Iowa lawmakers seek to end student voting on Regents

The University of Iowa is one of three public institutions overseen by the commission.
Voting student positions on the Iowa Board of Regents would be eliminated under a new bill advanced by the Hawkeye State House Higher Education Subcommittee, iowa capital wire the report said.
If the bill passes and is signed into law, the student regent will be replaced by a ninth student regent appointed by the governor. In addition, seven new non-voting seats would be created: three for students, two for state senators and two for state representatives.
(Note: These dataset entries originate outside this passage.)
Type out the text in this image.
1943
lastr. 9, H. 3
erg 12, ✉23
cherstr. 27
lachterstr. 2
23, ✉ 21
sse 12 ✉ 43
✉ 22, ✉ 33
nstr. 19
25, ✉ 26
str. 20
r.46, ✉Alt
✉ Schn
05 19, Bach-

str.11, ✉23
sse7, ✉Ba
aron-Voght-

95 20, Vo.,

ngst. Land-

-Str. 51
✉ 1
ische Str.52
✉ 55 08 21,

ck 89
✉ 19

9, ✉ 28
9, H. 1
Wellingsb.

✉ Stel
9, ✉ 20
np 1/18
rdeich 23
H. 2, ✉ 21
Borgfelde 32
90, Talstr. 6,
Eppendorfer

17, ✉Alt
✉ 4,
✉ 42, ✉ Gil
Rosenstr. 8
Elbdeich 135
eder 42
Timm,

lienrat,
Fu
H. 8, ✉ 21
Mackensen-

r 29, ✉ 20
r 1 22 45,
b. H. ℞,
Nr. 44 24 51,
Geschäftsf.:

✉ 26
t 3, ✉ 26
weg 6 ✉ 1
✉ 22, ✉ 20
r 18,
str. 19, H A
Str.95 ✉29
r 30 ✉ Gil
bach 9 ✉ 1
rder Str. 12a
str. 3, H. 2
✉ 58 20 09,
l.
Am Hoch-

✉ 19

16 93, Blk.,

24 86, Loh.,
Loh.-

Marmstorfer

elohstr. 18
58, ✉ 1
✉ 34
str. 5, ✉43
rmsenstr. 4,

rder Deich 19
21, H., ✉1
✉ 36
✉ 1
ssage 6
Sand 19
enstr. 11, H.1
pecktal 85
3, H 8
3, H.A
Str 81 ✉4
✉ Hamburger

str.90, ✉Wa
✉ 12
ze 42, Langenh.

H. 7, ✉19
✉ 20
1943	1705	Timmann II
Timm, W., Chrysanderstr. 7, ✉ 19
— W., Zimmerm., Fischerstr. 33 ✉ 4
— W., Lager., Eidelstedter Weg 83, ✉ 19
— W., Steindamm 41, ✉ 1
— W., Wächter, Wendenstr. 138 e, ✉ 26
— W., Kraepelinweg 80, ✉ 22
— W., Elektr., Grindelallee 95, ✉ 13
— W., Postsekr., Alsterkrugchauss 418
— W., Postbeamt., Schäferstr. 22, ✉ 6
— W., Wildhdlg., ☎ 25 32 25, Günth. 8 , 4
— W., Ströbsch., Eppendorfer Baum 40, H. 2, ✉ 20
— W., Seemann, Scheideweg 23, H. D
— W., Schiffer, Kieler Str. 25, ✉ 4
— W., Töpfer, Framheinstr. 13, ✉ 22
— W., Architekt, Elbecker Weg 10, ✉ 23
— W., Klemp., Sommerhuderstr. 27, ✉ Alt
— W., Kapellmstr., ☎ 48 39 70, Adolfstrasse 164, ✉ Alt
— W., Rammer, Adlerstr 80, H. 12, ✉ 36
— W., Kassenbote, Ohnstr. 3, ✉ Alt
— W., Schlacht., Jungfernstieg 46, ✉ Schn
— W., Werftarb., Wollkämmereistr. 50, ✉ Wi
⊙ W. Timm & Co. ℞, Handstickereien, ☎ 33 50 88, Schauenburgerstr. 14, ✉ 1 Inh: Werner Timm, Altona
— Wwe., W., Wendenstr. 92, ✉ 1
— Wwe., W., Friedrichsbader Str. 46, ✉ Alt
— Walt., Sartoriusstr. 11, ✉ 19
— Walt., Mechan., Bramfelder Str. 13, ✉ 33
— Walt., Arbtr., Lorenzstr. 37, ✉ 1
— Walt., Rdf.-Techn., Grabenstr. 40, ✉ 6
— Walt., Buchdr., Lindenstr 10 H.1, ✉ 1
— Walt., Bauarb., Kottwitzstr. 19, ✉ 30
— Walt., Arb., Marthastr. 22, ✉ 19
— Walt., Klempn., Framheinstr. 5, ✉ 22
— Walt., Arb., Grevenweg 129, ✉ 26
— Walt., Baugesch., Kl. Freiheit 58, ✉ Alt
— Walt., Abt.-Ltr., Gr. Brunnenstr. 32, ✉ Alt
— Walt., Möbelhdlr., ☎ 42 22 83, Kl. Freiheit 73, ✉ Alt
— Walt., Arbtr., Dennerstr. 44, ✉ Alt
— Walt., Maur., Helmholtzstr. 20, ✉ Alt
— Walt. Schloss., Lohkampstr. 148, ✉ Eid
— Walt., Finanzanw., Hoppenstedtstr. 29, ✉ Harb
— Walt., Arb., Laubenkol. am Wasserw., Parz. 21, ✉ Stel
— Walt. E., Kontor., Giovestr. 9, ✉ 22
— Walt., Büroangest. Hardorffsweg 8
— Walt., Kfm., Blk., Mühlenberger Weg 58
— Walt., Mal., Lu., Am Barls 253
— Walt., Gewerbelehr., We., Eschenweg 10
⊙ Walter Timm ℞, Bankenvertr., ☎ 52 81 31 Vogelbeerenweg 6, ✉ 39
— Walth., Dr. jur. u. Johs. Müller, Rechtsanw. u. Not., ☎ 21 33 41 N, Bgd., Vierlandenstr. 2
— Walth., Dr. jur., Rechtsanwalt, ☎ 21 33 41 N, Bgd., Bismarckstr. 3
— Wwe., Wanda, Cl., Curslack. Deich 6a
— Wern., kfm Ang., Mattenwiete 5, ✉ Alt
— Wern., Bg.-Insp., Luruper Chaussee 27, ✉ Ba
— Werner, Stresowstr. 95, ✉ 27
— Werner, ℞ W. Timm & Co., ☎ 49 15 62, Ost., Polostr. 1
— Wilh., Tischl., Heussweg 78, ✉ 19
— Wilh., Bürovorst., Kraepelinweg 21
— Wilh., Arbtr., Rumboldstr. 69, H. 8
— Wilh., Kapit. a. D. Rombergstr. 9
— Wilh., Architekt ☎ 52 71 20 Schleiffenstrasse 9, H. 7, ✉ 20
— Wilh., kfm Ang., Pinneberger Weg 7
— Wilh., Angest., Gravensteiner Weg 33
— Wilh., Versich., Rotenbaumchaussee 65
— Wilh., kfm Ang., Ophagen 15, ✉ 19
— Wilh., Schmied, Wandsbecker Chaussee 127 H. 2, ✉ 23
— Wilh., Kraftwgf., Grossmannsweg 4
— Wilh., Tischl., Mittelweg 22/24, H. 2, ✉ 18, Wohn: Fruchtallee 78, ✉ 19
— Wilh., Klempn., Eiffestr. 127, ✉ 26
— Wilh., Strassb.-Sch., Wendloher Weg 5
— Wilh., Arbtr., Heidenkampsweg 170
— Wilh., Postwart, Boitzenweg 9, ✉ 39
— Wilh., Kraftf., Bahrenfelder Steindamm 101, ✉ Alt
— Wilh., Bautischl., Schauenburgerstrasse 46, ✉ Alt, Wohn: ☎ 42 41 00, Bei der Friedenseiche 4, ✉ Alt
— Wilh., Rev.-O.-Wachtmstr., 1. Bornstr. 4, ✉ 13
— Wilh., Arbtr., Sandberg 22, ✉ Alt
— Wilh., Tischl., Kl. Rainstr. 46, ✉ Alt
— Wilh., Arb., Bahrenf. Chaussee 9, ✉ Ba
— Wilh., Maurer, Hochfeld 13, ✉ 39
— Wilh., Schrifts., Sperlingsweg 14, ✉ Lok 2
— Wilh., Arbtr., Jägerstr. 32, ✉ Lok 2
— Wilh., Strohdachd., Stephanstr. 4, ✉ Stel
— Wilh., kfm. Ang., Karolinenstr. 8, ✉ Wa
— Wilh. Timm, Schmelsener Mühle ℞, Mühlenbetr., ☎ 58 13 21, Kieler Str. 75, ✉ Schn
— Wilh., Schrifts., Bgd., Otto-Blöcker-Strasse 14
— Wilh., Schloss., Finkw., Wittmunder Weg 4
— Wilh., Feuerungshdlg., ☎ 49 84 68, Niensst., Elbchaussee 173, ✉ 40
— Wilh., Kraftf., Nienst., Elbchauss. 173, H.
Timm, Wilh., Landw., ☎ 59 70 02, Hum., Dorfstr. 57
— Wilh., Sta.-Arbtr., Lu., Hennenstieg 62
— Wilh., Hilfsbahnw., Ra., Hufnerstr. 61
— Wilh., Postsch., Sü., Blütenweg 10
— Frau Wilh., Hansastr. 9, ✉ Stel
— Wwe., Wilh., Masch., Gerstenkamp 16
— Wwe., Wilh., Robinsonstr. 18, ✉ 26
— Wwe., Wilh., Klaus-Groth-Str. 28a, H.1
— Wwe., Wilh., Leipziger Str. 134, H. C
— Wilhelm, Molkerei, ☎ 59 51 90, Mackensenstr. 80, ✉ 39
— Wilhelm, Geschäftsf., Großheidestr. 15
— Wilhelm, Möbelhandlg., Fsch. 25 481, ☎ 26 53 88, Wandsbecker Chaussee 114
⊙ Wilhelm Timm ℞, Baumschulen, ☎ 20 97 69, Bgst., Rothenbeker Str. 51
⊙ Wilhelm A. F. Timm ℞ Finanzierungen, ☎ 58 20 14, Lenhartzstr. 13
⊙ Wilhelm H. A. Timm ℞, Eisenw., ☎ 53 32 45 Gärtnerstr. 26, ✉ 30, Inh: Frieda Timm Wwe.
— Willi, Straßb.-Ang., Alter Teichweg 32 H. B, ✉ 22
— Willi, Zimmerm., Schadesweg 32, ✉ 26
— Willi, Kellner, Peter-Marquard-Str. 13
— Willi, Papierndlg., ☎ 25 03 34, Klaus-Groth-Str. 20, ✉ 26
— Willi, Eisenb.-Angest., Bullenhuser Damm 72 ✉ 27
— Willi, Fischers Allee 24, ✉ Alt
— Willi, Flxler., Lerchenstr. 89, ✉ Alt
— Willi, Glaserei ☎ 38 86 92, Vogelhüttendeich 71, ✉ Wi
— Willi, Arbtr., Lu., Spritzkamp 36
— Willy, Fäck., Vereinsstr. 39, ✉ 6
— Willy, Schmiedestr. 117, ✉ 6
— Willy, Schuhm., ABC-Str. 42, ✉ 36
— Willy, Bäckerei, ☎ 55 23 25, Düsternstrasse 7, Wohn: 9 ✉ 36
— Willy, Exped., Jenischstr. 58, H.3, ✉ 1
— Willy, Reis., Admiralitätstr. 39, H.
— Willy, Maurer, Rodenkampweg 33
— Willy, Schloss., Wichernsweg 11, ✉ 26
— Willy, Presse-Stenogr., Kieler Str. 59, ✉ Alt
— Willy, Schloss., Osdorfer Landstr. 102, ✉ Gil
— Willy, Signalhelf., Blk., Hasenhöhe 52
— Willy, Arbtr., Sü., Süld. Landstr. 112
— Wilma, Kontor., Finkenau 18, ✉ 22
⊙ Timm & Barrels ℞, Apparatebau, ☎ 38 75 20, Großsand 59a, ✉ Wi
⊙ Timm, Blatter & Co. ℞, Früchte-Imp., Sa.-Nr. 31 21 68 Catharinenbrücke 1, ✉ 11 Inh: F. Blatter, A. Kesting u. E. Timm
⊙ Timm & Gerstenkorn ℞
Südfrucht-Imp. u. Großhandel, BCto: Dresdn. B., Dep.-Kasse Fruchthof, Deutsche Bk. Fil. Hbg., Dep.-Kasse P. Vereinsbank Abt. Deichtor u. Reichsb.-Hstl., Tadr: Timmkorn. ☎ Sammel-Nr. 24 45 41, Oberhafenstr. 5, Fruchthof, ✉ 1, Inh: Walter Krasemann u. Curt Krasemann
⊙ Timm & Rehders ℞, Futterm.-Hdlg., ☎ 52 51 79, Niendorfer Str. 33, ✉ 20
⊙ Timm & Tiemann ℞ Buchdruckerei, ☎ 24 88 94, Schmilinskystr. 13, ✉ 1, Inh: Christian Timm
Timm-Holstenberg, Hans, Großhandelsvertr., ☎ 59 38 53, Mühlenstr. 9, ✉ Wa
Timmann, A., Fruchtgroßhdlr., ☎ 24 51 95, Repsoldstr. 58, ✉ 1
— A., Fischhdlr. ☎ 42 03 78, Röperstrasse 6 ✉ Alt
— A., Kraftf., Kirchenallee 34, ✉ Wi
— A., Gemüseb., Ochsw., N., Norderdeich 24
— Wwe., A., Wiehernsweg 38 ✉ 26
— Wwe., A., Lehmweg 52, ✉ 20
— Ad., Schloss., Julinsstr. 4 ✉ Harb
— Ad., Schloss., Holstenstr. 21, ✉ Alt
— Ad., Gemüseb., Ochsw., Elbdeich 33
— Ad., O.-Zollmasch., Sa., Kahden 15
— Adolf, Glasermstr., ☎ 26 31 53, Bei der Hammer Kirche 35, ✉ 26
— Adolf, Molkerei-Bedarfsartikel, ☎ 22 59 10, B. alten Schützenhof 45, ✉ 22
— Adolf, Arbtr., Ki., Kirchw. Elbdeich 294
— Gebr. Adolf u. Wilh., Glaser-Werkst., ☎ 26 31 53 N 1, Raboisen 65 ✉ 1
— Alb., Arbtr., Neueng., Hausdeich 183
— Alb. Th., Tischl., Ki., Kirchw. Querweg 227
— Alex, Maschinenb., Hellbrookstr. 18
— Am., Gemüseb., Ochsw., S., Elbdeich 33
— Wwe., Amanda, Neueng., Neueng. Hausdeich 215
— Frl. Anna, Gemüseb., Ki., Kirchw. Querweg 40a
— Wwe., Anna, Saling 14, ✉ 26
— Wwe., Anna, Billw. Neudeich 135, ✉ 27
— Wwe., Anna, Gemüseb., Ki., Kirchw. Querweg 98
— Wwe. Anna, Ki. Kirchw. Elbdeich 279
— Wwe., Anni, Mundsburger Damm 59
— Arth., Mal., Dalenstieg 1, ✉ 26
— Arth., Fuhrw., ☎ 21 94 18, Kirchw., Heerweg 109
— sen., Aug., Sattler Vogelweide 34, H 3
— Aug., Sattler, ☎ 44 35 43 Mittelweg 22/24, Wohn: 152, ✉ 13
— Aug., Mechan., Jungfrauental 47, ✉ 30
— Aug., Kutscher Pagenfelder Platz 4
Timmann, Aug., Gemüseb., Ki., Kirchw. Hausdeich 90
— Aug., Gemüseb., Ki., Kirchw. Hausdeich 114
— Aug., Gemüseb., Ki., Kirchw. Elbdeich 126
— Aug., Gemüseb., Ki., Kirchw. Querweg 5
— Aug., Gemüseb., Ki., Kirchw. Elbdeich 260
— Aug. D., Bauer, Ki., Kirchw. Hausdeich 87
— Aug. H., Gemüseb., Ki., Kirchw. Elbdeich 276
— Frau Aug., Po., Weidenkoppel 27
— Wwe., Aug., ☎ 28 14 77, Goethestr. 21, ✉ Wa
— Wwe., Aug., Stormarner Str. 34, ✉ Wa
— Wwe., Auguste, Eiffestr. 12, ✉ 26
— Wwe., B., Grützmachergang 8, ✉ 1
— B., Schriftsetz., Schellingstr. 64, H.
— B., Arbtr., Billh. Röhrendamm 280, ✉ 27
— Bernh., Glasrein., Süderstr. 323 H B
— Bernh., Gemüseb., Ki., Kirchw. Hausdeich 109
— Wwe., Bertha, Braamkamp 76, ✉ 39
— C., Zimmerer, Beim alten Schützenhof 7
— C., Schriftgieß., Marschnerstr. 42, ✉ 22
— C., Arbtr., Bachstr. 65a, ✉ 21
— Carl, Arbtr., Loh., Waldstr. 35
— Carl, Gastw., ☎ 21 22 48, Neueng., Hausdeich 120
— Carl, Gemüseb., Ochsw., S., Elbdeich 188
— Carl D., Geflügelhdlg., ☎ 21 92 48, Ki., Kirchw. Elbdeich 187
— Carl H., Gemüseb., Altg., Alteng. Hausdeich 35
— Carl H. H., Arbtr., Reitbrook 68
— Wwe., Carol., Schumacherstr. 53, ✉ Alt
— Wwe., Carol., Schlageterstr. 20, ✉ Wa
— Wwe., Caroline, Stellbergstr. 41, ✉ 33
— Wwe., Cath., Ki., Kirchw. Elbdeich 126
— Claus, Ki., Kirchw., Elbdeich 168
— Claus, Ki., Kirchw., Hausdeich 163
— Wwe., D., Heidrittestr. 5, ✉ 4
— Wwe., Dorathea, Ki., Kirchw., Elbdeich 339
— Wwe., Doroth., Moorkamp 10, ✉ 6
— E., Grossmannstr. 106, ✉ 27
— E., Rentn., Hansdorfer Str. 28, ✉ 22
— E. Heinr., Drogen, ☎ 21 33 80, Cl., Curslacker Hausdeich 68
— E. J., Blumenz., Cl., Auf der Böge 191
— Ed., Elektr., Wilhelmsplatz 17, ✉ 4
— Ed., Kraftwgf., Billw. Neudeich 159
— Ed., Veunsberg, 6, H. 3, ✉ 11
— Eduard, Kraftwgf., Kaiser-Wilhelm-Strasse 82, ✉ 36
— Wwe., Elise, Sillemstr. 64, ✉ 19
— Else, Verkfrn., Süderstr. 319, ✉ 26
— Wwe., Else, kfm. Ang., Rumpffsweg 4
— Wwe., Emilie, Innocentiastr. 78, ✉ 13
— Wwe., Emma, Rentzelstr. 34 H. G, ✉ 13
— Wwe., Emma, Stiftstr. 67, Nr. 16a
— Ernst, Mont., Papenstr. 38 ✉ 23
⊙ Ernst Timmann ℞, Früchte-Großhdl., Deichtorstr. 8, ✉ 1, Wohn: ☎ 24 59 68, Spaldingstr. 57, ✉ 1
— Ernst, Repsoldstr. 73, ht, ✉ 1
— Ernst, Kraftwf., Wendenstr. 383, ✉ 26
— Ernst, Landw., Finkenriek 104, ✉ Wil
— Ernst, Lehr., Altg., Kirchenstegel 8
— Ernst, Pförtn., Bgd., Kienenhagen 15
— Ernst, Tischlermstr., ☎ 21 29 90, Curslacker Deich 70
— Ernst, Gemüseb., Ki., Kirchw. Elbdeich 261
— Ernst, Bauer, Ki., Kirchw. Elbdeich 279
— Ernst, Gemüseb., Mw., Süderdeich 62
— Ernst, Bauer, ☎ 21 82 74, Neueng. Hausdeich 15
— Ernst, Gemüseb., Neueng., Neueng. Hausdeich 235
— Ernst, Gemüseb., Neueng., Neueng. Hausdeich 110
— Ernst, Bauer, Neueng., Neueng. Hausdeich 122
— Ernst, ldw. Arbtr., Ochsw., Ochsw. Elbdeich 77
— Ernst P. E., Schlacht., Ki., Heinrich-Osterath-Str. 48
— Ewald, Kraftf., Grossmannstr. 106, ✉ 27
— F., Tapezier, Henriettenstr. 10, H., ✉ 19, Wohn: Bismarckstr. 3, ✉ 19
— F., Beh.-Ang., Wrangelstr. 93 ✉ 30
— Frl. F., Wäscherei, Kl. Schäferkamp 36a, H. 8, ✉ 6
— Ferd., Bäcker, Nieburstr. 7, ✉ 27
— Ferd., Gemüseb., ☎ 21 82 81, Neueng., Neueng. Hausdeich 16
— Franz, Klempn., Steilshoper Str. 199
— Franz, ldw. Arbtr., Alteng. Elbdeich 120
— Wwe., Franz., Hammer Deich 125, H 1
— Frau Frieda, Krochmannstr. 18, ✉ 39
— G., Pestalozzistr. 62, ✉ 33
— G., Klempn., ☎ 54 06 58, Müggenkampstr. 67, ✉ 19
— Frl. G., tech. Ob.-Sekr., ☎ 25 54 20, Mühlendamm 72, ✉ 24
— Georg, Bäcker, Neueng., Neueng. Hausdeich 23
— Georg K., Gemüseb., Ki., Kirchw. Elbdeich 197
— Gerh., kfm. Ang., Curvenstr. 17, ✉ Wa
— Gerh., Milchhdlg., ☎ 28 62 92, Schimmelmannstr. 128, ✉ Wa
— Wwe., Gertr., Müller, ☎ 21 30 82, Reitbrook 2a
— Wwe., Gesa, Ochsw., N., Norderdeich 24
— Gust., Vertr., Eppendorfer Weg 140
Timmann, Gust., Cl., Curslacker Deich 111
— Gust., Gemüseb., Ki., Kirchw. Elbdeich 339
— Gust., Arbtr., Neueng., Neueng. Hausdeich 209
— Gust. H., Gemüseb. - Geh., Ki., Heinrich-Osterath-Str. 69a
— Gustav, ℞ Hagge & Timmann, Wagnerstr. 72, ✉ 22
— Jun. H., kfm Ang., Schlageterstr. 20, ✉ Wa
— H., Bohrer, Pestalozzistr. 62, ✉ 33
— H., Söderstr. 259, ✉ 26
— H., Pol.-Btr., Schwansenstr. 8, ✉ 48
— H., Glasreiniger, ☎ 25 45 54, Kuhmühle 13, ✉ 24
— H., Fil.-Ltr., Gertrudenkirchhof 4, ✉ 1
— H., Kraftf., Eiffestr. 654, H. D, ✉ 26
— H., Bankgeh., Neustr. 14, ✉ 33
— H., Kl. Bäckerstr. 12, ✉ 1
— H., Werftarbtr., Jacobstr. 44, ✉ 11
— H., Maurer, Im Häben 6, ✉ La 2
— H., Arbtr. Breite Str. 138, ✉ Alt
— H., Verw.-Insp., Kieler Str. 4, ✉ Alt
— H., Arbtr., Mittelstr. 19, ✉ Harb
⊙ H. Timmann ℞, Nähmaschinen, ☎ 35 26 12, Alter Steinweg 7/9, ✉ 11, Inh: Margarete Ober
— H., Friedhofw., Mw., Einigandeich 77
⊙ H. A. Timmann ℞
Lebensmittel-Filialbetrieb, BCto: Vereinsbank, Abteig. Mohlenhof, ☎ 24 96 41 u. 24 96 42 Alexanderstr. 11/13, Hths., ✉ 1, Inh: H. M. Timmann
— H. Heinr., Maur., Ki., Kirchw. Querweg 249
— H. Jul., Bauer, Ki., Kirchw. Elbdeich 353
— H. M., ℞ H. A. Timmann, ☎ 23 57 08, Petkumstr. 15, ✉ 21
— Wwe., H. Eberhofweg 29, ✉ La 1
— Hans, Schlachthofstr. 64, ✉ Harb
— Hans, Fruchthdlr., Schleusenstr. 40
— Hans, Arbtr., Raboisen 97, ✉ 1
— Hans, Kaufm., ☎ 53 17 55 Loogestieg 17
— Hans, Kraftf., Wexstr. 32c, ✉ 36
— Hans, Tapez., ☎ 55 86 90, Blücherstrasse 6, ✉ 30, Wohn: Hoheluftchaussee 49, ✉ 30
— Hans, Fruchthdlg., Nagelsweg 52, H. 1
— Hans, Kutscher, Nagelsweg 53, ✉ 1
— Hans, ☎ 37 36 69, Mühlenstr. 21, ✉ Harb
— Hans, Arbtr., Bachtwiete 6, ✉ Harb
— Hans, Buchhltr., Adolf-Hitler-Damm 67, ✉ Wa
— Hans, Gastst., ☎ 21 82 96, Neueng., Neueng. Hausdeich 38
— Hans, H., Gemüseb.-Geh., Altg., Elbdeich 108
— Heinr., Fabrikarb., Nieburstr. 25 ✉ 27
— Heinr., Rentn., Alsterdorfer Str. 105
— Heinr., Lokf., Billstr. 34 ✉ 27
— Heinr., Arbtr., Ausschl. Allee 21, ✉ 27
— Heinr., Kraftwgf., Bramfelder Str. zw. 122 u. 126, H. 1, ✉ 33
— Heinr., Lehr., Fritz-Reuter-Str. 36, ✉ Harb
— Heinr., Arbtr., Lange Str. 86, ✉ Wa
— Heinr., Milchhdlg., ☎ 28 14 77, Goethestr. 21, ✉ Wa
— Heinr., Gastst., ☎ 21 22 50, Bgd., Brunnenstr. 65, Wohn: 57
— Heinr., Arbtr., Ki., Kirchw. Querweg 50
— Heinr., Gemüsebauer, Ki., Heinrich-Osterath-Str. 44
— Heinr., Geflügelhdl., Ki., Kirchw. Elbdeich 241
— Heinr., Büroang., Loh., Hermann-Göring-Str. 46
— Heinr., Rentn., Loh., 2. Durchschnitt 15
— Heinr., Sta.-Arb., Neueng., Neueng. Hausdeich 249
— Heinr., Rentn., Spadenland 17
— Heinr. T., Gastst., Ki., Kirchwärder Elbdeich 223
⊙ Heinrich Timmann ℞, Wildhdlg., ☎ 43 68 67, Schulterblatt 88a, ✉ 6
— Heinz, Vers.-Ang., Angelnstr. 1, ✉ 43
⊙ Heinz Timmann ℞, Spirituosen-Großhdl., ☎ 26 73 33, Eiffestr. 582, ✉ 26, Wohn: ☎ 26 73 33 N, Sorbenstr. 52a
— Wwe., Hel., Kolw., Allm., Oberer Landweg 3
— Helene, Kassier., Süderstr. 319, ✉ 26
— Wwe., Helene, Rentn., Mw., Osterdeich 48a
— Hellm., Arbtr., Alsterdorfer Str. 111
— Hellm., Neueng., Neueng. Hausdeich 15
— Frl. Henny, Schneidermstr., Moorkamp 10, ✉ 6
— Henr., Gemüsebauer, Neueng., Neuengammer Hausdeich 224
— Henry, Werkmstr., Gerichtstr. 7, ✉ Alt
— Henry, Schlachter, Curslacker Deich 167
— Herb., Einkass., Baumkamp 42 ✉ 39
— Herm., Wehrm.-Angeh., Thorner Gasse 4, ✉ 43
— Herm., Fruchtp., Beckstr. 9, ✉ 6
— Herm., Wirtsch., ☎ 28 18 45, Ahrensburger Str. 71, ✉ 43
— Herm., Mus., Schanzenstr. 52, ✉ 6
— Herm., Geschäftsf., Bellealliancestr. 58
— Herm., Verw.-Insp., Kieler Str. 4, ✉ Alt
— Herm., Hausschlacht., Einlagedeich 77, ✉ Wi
The proposed legislation also details several new policies and programs the board would be required to enact and would give members of the state Legislature the ability to override board and university spending through joint resolutions.
These policy overviews are consistent with the higher education priorities of the Republican majority in the state Legislature. They include:
- Establish a post-tenure review process
- Develop approval criteria for new academic programs
- Prohibits the Faculty Senate from “exercising any governance authority over the institution”
- Review of all general education requirements and low-enrollment academic programs every two years
- Establishes an Office of the Ombudsman to “investigate complaints of violations of state or federal law or board policy”
The Iowa Board of Regents is the central governing body that oversees all three of the state’s four-year colleges and universities – the University of Iowa, Iowa State University and the University of Northern Iowa. Public community colleges are overseen by locally elected boards of trustees.